Furthermore Fintech firms have noticed the surplus of underserved chinese individuals (rural and urban consumers) and SMEs and have stepped in to fill the void left by the under-developed banking system. According to the certain World Bank’s Survey, Chinese SMEs received less than 25 percent of the loans extended by Chinese banks even though SMEs accounted for over 60 percent of China’s GDP and 80 percent of urban employment. This gap in lending was attributed to the lack of qualified collateral and credit histories among SMEs. FinTech can play a significant role in helping close the gap between the financing needs of private enterprises and banking products at the time when banks might become more reluctant to address this issue amid downward pressure, according to experts and officials.

Challenges ahead

Notwithstanding the immense benefits of Fintech, a few readers might also be aware of the pitfalls and potential dangers of Fintech. Firstly, Fintech is a disruptor and can potentially displace the traditional business models of banking that may lead to large scale job losses and unemployment. Secondly, data privacy is a huge issue as Fintech firms collect and control far more customer-centric data and see into more of their users’ lives than any individual companies. This data is not only prone to hacking and related data thefts but also such information could be used against the wishes of the consumer.

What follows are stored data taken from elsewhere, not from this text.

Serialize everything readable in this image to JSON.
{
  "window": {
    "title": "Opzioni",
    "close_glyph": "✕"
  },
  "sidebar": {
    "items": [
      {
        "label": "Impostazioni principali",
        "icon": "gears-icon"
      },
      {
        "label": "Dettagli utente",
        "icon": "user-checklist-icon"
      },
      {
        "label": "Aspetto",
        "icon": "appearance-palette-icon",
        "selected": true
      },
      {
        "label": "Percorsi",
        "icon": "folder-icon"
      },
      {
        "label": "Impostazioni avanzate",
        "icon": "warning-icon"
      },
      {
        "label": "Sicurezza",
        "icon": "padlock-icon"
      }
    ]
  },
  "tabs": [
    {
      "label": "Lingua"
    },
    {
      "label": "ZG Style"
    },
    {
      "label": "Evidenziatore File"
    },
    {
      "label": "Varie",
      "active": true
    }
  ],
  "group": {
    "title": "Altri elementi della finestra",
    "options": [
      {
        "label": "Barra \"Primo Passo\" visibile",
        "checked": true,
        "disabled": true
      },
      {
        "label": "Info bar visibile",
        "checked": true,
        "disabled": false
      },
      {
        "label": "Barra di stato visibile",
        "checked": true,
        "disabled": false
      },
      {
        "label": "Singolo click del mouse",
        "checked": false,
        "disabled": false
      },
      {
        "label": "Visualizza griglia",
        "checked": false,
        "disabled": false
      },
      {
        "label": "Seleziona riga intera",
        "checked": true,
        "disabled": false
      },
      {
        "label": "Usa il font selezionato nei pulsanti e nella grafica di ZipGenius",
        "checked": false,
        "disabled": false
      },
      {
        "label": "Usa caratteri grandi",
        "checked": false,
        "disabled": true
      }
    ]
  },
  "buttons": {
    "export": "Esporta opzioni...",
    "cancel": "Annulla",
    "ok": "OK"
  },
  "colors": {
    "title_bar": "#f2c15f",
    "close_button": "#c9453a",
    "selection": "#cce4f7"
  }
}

We have seen that every new technological progress (whether it was the textile machines or the internet) has caused few pains to the society while bringing more benefits. While all the above challenges don’t seem like motherhood and apple pie, societies have to adapt to new trends and acknowledge new problems before tackling them through use of technology and government policies and regulations.

As Fintech gains more strength, the traditional businesses either will be wiped out or have to adapt to changing trends. Similarly the society will have to adapt to newer jobs by re-skilling themselves and governments have to support societies through skill development programs and appropriate social-benefit schemes. Likewise those who are less tech savvy or those who depend on cash will have to adapt to the new world of Fintech or risk being shunned.

The data privacy issues have to be tackled through a combination of better technology, tools (such as data and internet/mobile security softwares) and government policies and laws that can better protect the consumer’s data.

What can India (and other developing states within India) learn?

India as a country has many similarities with China in terms of demographics, economy and related problems. In context of developing a Fintech ecosystem in India (and its states), we can draw several parallels between China and India such as – a large number of digitally savvy users and high mobile phones penetration (using internet/mobile phones), a pro-business government with an agenda for economic development, an underserved (but aspirational) and under-banked society.

While India is no alien to Fintech industry that is making rapid advances (A few Indian Fintech firms e.g. Paytm, MobiKwik, PhonePe), its still a very young industry compared to that of China. Furthermore compared to that of China, Indian banking systems are more developed and similar to western counterparts such as USA (with a mix of domestic and foreign banks), additionally the Indian customers are more conservative in their financial preferences, therefore the disruptive potential of Fintech may be muted. However the traditional banking and financial institutions can leverage their existing customer base and adopt Fintech based products. Moreover, the fintech firms can accelerate the much needed modernization of the traditional banking sector, reducing costs in the process and increasing the size of the customer base.

Therefore the build-out and growth of Chinese Fintech industry can serve as a great template for India. As in China, Fintech can play a significant role in helping close the gaps in the banking and financing needs of Indian private enterprises (mainly SMEs) and of the vast rural and semi-urban consumers. The current Indian government can also borrow a leaf out of the book of its Chinese counterpart with regard to framing policies that are pro Fintech and providing a more nurturing regulatory environment for Fintech firms.